Blessed Are the Poor in SpiritDaily Reflection / Produced by The High Calling
"God blesses those who are poor and realize their need for him, for the Kingdom of Heaven is theirs."
The Sermon on the Mount begins with The Beatitudes of Jesus (from the Latin word beatus, which means "blessed"). These statements affirm that certain types of people are blessed by God. The Greek word translated here as "God blesses" is makarios, which can also mean "happy." Jesus' point is that certain kinds of people experience life's goodness and joy because of their connection to the kingdom of heaven.
Yet the kinds of people Jesus points out as blessed are not those we ordinarily think of as happy. The kingdom of God turns life upside down, inviting us into a new way of being in the world.
For example, Jesus says, "God blesses those who are poor and realize their need for him." This translation captures the nuance of the original, which reads more literally, "Blessed are the poor in spirit." To be poor in spirit is to be aware of our great need for God. We realize that our hearts can never be satisfied apart from God's presence in our lives. Thus we come to God in a place of ultimate neediness.
This awareness of our need makes us ready to receive God's rule over our lives. We come to God on God's own terms. We don't have anything to offer him other than our poverty of spirit, our neediness that he alone can fulfill.
Our poverty of spirit is beautifully expressed in the third verse of the classic hymn "Rock of Ages" by Augustus Toplady (1776):
Nothing in my hand I bring,
Simply to the cross I cling;
Naked, come to Thee for dress;
Helpless look to Thee for grace;
Foul, I to the fountain fly;
Wash me, Savior, or I die.
QUESTIONS FOR REFLECTION: When in your life have you experienced poverty of spirit? What helps you get in touch with how much you need God?
PRAYER: Dear Lord, I try so hard to be self-sufficient, to be "rich in spirit." But ultimately my efforts to rely on myself fail. By your grace, I realize just how much I need you. So I come to you, not full of riches or full of myself, but empty, needy, truly poor in spirit.

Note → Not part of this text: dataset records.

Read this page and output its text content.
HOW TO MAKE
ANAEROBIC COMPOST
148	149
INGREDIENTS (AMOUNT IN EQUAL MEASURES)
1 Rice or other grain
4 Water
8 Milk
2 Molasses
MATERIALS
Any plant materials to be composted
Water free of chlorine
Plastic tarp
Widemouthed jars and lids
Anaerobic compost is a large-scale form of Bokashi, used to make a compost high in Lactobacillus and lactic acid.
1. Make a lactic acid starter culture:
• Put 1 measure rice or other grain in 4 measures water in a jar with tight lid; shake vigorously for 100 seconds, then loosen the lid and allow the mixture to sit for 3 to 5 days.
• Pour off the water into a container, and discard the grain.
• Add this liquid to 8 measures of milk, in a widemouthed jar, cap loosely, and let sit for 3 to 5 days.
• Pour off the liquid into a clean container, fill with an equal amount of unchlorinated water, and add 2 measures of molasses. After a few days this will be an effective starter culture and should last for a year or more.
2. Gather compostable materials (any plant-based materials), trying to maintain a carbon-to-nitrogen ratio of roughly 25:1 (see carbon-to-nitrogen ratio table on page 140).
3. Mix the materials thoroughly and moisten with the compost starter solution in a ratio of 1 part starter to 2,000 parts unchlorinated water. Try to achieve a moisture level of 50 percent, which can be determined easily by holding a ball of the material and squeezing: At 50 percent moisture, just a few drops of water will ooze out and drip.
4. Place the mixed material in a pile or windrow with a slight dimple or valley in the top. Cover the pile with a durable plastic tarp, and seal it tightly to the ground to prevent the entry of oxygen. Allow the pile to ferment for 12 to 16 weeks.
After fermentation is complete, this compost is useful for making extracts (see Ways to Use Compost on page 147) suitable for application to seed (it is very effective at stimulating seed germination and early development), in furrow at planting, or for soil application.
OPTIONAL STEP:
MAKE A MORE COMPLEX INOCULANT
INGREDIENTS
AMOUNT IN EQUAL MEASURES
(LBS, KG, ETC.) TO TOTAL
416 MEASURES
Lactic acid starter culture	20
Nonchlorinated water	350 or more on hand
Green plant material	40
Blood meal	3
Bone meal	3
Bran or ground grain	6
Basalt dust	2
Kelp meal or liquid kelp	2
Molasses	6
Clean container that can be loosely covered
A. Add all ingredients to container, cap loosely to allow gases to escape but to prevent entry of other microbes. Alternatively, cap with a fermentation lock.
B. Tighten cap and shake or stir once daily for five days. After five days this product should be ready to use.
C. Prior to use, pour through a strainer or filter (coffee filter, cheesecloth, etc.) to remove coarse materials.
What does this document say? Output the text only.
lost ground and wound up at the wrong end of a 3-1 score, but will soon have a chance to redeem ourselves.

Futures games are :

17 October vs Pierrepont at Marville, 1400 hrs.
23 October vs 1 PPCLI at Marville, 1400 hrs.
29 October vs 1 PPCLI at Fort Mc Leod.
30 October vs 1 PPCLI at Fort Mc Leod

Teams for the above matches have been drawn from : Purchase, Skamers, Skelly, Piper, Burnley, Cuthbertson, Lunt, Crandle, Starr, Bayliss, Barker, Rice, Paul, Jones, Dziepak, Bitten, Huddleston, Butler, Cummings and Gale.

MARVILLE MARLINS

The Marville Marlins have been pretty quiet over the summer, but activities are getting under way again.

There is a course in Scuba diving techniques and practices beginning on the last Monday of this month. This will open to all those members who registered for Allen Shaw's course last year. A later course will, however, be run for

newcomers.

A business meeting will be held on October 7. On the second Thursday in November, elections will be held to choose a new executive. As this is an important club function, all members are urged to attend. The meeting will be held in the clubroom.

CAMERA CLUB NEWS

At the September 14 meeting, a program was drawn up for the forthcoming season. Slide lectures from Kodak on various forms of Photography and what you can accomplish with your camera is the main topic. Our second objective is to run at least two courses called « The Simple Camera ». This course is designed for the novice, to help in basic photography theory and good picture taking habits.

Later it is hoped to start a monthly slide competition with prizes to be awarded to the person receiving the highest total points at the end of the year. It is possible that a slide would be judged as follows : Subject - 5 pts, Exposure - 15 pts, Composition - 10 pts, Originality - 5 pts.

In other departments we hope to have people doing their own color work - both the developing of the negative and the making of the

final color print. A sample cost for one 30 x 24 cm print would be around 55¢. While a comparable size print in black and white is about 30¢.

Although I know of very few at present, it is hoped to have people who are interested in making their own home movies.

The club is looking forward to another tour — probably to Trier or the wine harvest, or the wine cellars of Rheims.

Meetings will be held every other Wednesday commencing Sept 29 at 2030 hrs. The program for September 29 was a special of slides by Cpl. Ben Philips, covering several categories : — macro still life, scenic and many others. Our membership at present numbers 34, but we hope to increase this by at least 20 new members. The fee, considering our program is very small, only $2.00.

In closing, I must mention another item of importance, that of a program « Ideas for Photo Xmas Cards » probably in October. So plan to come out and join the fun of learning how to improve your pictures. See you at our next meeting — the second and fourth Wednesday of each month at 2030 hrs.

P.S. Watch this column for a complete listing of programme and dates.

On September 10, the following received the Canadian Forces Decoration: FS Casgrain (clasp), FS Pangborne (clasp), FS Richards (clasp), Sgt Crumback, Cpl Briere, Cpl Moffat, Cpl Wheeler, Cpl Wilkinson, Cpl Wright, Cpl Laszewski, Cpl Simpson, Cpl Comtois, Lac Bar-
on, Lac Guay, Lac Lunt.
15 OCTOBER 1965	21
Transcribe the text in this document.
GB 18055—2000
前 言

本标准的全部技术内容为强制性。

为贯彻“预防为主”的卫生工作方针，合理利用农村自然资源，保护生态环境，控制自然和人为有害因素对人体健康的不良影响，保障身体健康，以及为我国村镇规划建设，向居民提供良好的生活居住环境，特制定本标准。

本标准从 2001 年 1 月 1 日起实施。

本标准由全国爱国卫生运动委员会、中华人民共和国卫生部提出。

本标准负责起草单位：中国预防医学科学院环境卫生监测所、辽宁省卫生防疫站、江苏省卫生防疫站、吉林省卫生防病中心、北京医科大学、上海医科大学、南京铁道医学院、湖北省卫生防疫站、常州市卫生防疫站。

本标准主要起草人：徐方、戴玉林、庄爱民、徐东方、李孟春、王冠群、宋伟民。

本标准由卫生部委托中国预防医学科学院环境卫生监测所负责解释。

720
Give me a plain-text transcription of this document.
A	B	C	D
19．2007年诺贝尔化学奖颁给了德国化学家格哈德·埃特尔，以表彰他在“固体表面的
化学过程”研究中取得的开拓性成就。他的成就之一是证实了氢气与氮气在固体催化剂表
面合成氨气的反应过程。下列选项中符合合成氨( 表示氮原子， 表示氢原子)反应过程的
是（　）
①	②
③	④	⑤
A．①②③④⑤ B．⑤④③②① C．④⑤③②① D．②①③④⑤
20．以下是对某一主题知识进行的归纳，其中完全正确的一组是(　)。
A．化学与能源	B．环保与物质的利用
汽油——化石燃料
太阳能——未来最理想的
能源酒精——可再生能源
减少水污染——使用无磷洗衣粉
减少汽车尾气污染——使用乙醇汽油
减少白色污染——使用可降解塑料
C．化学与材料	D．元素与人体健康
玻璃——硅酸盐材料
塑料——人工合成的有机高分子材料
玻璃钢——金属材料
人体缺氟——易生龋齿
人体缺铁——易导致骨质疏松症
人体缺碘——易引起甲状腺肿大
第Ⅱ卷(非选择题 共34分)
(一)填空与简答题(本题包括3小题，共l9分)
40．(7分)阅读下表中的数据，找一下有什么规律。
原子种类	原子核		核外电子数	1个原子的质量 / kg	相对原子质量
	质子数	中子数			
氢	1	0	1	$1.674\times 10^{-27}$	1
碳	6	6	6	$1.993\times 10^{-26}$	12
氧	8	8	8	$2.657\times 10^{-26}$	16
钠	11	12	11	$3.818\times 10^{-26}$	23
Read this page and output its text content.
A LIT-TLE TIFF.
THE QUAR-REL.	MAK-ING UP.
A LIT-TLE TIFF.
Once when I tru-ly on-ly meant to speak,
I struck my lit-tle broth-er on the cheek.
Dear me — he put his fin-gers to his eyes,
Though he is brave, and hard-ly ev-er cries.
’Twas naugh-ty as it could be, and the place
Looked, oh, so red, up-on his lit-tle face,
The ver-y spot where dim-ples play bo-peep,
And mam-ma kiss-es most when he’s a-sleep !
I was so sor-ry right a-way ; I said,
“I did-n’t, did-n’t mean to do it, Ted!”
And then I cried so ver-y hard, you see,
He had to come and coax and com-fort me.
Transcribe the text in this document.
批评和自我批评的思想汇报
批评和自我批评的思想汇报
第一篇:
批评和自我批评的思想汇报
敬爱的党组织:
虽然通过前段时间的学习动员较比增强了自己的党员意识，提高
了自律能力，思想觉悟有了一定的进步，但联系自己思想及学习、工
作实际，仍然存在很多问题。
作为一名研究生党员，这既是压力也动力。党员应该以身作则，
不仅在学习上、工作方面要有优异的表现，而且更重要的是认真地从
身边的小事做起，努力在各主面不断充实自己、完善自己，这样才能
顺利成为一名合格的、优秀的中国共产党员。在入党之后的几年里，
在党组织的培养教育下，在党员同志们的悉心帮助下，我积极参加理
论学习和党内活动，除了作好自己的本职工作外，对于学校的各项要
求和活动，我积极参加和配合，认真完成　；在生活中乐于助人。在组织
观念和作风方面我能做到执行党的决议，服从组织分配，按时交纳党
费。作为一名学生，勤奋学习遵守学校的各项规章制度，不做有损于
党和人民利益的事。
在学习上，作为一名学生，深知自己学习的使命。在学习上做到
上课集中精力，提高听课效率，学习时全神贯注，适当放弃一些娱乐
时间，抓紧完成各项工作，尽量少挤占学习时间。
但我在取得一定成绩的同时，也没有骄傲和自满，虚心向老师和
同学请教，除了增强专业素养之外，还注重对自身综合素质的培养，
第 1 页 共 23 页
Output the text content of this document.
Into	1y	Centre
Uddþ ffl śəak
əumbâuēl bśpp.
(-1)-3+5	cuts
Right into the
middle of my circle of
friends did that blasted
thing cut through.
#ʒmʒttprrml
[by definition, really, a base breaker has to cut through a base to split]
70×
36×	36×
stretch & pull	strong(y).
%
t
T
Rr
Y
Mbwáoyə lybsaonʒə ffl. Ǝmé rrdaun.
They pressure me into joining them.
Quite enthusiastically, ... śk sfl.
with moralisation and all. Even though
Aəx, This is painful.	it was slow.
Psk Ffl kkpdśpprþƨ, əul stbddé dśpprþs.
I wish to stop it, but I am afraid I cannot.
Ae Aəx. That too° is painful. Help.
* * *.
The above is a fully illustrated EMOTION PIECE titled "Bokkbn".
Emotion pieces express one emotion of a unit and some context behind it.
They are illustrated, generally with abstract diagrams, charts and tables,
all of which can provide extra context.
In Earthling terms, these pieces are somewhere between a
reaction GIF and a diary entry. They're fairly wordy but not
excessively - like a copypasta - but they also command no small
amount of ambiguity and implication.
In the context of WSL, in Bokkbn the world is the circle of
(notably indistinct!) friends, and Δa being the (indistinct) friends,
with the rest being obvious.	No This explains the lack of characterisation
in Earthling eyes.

And you, Lord, meet me in my poverty. You not only meet my needs, but you pour out blessings upon me. You take my poverty of spirit and give back the riches of your Spirit. You uphold me when I'm weak. You comfort me when I'm afraid. You make your kingdom available to me, graciously reigning over my life.
All praise be to you, dear Lord, because you invite those who are needy into your kingdom so that you might bless them with your inexhaustible riches. Amen.